Giuseppe vede questo corpo, lo lava lo avvolge – sono cure materne – vede tutte le ferite, vede tutta la storia di quel corpo. È la vera contemplazione di queste ferite: perché tutto questo? perché quest’altra ferita? È per te tutto questo, sono stati i miei fratelli. 
Quante volte anche noi feriamo il corpo di Gesù? Quante le situazioni in cui le ferite sul corpo di Gesù si ripetono? Sono molteplici, basta guardarsi attorno, basta guardare quello che succede ai nostri giorni per capire queste ferite.
Questo corpo ferito è messo in un sepolcro. La parola "mnēmeion" che indica sepolcro, tomba, ha la stessa radice di "memoria" imparentata con la parola "morte". L’uomo è memoria di morte, tutto ciò che facciamo nella vita è per  evitare la morte che ricordiamo sempre; noi abbiamo costantemente una memoria di morte, che è la nostra sorte.
Però non è tutto qui. Non finisce così. Daremmo ragione ai discepoli di Emmaus, che tristemente ritornarono alle loro cose, mettendo una grossa pietra su tutto e su loro stessi.
Gesù con la sua morte capovolge la situazione. Il sepolcro nuovo donato da Giuseppe è diventato la stanza nuziale. Ci sono 33 chili di profumi dello sposo e il giorno di Pasqua troveranno i teli di lino stesi, cioè il letto preparato per l’incontro. 
Quindi la morte svanisce rimane il profumo di vita.
Giuseppe di Arimatea vivrà di quest'incontro, di questo profumo di vita e sarà per tutti noi, traccia eloquente di quanto viene vissuto.

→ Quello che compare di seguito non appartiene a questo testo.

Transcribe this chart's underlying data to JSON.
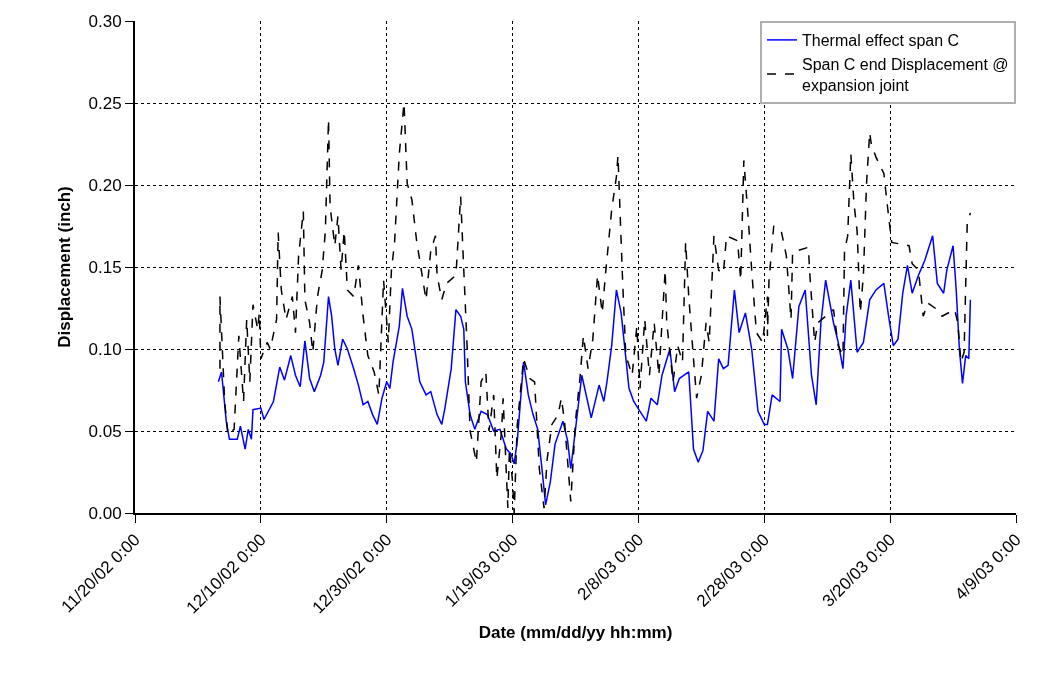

Rispondi a Dio con le sue stesse parole 
Dal profondo a te grido, o Signore; 
Signore, ascolta la mia voce.
Siano i tuoi orecchi attenti 
alla voce della mia preghiera.
 
Se consideri le colpe, Signore, 
Signore, chi potrà sussistere? 
Ma presso di te è il perdono: 
e avremo il tuo timore.

Io spero nel Signore,
l'anima mia spera nella sua parola.
L'anima mia attende il Signore
più che le sentinelle l'aurora.

Israele attenda il Signore,
perché presso il Signore
è la misericordia
e grande presso di lui la redenzione.
Egli redimerà Israele
da tutte le sue colpe. (Salmo 130).

L’incontro con l’infinito di Dio è impegno concreto nella quotidianità
"Ti fu proibito di toccare la pianta simbolica della vita; ma io, che sono la vita, ti comunico quello che sono. Ho posto dei cherubini che come servi ti custodissero. Ora faccio sì che i cherubini ti adorino quasi come Dio, anche se non sei Dio. Il trono celeste è pronto, pronti agli ordini sono i portatori, la sala è allestita, la mensa apparecchiata, l’eterna dimora è addobbata, i forzieri aperti. In altre parole, è preparato per te dai secoli eterni il regno dei cieli" (da un'omelia sul sabato santo).